I had my vintage Jensen Leslie 15" 16 ohm speaker rewound by Paul.
He did a good job getting back the original sound. When I brought the speaker to him, he tested it and found out it was wound for under 10 ohms. Far off from what it should be. He also noticed after opening up the speaker that the coil was 1 1/2 inches wide where it should have been 2 inches based on the original bobbin, to achieve the 16 ohm reading. Paul made a new voice coil from scratch using new copper sheet and gauge 32 copper wire.

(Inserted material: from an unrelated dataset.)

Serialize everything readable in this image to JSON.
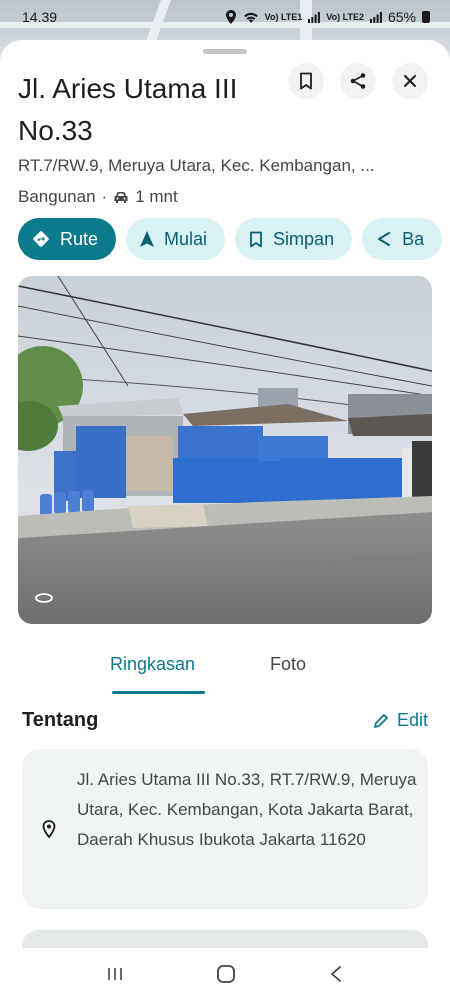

It was reconed over 20 years ago here but not to it's original 16 ohms and the former reconer put a rubber surround. Made tipid on the copper needed to rewind the voice coil. Great for him bad for me and more importantly, the sound. The original cone is long gone but because destroying the original cone was/is the way it's done, it was lost to bad technology, before Paul and his son Benedict came around.
Paul replaced the surround with a pleated cloth type. He kept the old paper recone and made a new voice coil, used the old spider.
I'm happy with the performance so far. The Leslie came back to life and the organ sounds like it should. Has the right break up and tightness and since it's the right impedance it makes the horn sound better. Leslie sound is all about Lo-fi so it was a match.
You should know though that foam or rubber surrounds are not musical instrument surrounds. They are for stereo speakers.
Paul is a second gen recone specialist, having learned from his father.
He also does many car audio speaker recones on branded speakers like Infinity, Rockford-Fosgate, Kicker, Xplode.
If you guys are in need of a recone, try and save your original cone and surround if you've blown the voice coil. It will help in the repair plus retain most of the originality of your vintage speakers.
At least we now have someone who can repair a good speaker and is knowledgeable as to what is needed. After our guitar, effects and amp. the speaker is the last defining moment. Make sure it's right!